Fino a neanche cinque anni fa, ad eccezione di Fatih Akin, che è stato però un caso a sé e comunque isolato, non ci sono stati altri filmmaker con un background migrante e non ci sono stati film che affrontassero le loro storie. Adesso abbiamo tantissimi giovani filmmakers di diverse generazioni che raccontano qualcosa di diverso, perché vengono da background diversi e questo è davvero qualcosa di nuovo e di speciale.

Questa multiculturalità esiste da anni in Germania ma c’è stata poca rappresentazione al cinema. Qualche film forse, magari alcune serie tv ma non c’era mai stata un’abbondanza di storie di questo tipo o di registi con queste storie, come invece sta succedendo adesso.

Sempre tra i film che in questi giorni sono stati presentati al festival c’è anche un documentario: Life is not a competition but I’m winning. La regista, Julia Fuhr Mann, viene da un background femminista ed è un po’ la rappresentante di un nuovo giovane movimento femminista. Quello che mi piace di questo film è sicuramente il tema, ma anche l’humor e l’approccio visivo alla storia.

 

Uno sguardo al passato e al futuro della German Films

Com’è cambiato il ruolo di German Films nel nuovo panorama mediale?

Per noi, devo dire, che non è cambiato molto perché ci occupiamo prevalentemente di cinema e il nostro ruolo, sovvenzionato anche dal Ministero della Cultura tedesco, è di lavorare sulle uscite al cinema.

Ovviamente lavoriamo e siamo in contatto con le piattaforme. Il nostro film premio Oscar di due anni fa, Niente di nuovo sul fronte occidentale, è una produzione Netflix ma è uscito anche in sala.

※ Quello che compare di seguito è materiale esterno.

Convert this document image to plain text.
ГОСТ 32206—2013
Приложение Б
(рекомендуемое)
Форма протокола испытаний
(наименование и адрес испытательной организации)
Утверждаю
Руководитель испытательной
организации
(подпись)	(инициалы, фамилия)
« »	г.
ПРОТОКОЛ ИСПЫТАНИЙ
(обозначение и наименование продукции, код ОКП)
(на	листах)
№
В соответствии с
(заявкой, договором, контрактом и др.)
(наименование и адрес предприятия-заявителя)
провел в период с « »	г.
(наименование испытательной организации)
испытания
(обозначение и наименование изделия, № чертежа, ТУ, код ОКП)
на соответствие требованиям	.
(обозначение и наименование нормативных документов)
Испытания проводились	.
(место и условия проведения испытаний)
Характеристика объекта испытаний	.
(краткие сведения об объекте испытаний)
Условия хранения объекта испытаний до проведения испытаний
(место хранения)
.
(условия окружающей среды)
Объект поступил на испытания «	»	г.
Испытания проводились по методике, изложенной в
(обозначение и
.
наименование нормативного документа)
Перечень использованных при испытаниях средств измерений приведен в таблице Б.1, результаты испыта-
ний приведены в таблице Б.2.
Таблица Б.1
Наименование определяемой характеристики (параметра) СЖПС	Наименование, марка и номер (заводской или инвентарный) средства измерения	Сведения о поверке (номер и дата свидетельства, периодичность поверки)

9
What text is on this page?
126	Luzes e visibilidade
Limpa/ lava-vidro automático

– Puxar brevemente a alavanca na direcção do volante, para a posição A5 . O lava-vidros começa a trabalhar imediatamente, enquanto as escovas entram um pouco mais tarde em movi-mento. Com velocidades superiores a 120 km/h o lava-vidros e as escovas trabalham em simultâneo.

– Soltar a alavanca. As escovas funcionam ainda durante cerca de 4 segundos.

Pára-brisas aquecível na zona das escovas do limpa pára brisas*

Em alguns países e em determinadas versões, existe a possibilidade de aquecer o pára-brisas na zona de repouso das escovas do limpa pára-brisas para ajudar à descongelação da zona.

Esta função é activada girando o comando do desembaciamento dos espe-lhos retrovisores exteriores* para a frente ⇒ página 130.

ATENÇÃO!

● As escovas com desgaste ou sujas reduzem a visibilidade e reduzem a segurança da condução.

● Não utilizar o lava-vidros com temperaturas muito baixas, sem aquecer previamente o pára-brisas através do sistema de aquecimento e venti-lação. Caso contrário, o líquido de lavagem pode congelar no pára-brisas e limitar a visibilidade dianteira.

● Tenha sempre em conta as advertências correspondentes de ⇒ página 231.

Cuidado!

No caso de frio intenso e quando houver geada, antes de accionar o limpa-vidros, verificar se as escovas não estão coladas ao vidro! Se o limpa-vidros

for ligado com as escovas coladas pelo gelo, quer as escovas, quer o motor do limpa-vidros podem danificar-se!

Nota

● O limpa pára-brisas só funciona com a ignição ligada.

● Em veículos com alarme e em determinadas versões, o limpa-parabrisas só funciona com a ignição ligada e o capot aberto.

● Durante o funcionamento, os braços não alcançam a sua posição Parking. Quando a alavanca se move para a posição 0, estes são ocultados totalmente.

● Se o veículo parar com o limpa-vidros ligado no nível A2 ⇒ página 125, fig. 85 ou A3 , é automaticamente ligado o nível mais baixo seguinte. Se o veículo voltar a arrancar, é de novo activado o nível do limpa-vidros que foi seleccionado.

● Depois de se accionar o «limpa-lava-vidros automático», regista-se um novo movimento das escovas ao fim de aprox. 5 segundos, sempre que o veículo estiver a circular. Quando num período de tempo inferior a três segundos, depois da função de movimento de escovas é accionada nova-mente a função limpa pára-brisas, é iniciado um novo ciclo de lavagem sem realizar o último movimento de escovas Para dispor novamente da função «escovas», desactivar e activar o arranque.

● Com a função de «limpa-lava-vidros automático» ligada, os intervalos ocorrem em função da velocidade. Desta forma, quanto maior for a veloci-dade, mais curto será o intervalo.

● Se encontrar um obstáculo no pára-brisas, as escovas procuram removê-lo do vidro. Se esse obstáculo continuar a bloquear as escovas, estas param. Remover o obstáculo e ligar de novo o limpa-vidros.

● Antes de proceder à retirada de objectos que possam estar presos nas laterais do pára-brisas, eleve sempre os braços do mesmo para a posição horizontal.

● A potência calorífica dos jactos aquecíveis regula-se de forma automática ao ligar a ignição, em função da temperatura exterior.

Quello che abbiamo notato dal nostro punto di vista è che i talenti che noi supportiamo e che fanno cinema oggi si occupano anche di tv e di progetti nati per le piattaforme. Così accade che tra un film per il cinema e un altro di un regista affermato oggi passino sei o setti anni, mentre solo dieci anni fa la distanza era di sue-tre anni.

Eccetto questo devo dire che in generale la situazione attuale non ha modificato il numero di film che vengono prodotti in Germania e che escono al cinema in Germania. Ovviamente vediamo che, soprattutto dopo il Covid, l’audience per il cinema che noi consideriamo “cinema arthouse europeo” è il 60-70% di quella che era prima. Non credo che molti torneranno in sala anche perché ormai  vedono i film a casa. In più ci sta una nuova giovane generazione che magari non andrà al cinema. Andrà per i grandi blockbuster ma non per un piccolo film d’essai.

Abbiamo avuto però, su questo fronte, dei cambiamenti nell’età dell’audience. Ci sono più giovani interessanti al cinema arthouse in Germania, forse anche perché la maggior parte del cinema tedesco lo possiamo considerare cinema d’essai.

In generale, io sono convinta che il cinema non morirà. Sicuramente cambierà forma. Forse ci saranno meno proiezioni, ma la fruizione cinematografica continuerà ad esistere. E in questo contesto i festival hanno un ruolo molto importante.

Qual è il film nel vostro catalogo a cui è più affezionata?

Guardando al passato, essendo io proveniente dalla Germania Est, sicuramente ho un legame maggiore con i DEFA Film (n.d.r. l’ impresa cinematografica pubblica della Repubblica Democratica tedesca). Uno che mi piacque molto è Trace of Stones.

Non posso non nominare Lola corre: per me è stato il film che mi ha avvicinato al cinema.

Infine, tra i più recenti, credo che Vi presento Toni Erdmann sia un bellissimo film.